Dreamer stuff. It was what she’d been saying for the past few months, brushing off every moment she spent in the sleepscape—the realm of dreams—like it was nothing. Like it wasn’t hollowing her out, depleting her of the bright energy she used to glow with.

“You can’t keep doing this, Ro. Missing class, spending all that time in dreams? It can’t be healthy.”

“I’m fine.”

“The bags under your eyes beg to differ.”

“You wouldn’t understand.”

Romie shouldered her bag and moved toward the door. Something gripped Emory at the sight of her hand on the knob, as though she knew that if Romie walked out then, the rift between them would become an unbridgeable chasm.

“Ro. I’m serious. Is everything all right with you?”

She watched the tension in her friend’s shoulders ease, and when Romie turned to her, lips upturned in a signature smile, brown eyes molten in the golden hour light, she thought perhaps she might have imagined these past weeks, months—that everything might still be the same between them.

“Everything’s fine, Em.” She stood there for a moment, and though her smile never wavered, a shadow of doubt darkened her face. Emory thought she might come clean then, finally spill the secrets she’d been letting consume her, but Romie merely pulled the door open and said, “I’ll see you later, all right?”

Once the door shut behind her, Emory looked at Romie’s desk, too curious and concerned to let it go. Forgotten beneath a vial of salt water, half stained with tea, was a piece of parchment artfully burnt around the edges. The letters S.O. were stamped in the middle of the note. Emory flipped it over, where an inscription had been written in sprawling silver script: Dovermere Cove, 10 p.m.

She put the note back where she found it, dread making her mouth taste like ash. Students tended to avoid Dovermere Cove because of the dark stain its infamous sea caves cast on it. Tales of all the drownings that took place there over the years were the first thing freshmen were told when starting at Aldryn. There were always a few foolhardy students who went into the caves looking to prove something to their peers, though Emory didn’t think Romie would be reckless enough to do so. Yet when the clock neared ten and Romie still hadn’t come back to their room, panic seized her. She looked at the note again, wondering what S.O. might stand for and if it had anything to do with Romie’s change in behavior.

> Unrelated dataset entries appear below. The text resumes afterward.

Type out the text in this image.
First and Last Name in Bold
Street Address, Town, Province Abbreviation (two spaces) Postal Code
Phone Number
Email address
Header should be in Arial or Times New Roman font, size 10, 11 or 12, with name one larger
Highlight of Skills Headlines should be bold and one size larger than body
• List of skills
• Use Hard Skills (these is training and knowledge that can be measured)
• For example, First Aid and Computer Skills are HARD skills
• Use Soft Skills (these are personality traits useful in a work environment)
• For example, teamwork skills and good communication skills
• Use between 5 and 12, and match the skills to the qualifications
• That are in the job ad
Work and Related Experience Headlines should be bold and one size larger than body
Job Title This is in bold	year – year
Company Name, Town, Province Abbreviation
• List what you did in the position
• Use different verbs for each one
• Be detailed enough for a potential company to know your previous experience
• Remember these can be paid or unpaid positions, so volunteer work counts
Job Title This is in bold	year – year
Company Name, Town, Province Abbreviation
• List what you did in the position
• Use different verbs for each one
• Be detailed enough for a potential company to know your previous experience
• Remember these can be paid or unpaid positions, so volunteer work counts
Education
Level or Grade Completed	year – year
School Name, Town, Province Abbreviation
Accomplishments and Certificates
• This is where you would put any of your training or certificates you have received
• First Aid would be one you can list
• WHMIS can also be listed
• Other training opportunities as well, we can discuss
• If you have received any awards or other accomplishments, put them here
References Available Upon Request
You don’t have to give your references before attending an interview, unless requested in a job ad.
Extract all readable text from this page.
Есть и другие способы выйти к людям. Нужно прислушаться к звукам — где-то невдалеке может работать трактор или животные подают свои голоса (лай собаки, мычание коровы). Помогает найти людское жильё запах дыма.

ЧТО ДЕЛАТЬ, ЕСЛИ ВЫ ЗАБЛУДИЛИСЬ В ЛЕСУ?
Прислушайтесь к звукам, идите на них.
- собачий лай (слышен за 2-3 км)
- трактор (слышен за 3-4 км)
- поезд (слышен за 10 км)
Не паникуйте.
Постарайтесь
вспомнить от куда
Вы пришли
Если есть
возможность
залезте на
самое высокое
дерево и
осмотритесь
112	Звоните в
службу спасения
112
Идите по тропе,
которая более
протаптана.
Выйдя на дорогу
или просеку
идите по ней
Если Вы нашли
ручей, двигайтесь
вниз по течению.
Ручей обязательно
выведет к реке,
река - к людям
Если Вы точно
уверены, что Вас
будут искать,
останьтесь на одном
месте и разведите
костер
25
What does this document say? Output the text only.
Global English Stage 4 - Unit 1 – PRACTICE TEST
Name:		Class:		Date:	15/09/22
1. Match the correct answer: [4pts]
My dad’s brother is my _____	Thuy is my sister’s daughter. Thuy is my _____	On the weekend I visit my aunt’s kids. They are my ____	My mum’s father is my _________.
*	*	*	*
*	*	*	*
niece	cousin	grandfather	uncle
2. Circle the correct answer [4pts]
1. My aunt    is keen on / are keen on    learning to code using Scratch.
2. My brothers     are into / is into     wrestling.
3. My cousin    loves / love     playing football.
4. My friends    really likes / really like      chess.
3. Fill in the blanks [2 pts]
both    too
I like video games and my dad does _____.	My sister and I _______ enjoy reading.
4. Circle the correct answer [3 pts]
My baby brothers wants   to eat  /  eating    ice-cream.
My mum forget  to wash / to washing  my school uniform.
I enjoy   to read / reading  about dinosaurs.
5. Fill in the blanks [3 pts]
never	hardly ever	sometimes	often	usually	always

Unable to shake this sense of foreboding in her bones, Emory pocketed the note and went down to Dovermere Cove just in time to see Romie and seven other students slip into the caves where they would meet their end.

Emory shook the haunting image of that night from her mind. The room suddenly felt too stuffy. Too small. She rushed to the stained-glass window between the beds and threw it open wide, letting the breeze in to kiss her face. She took a deep breath, then another, and the panic that wanted to pull her under slowly receded.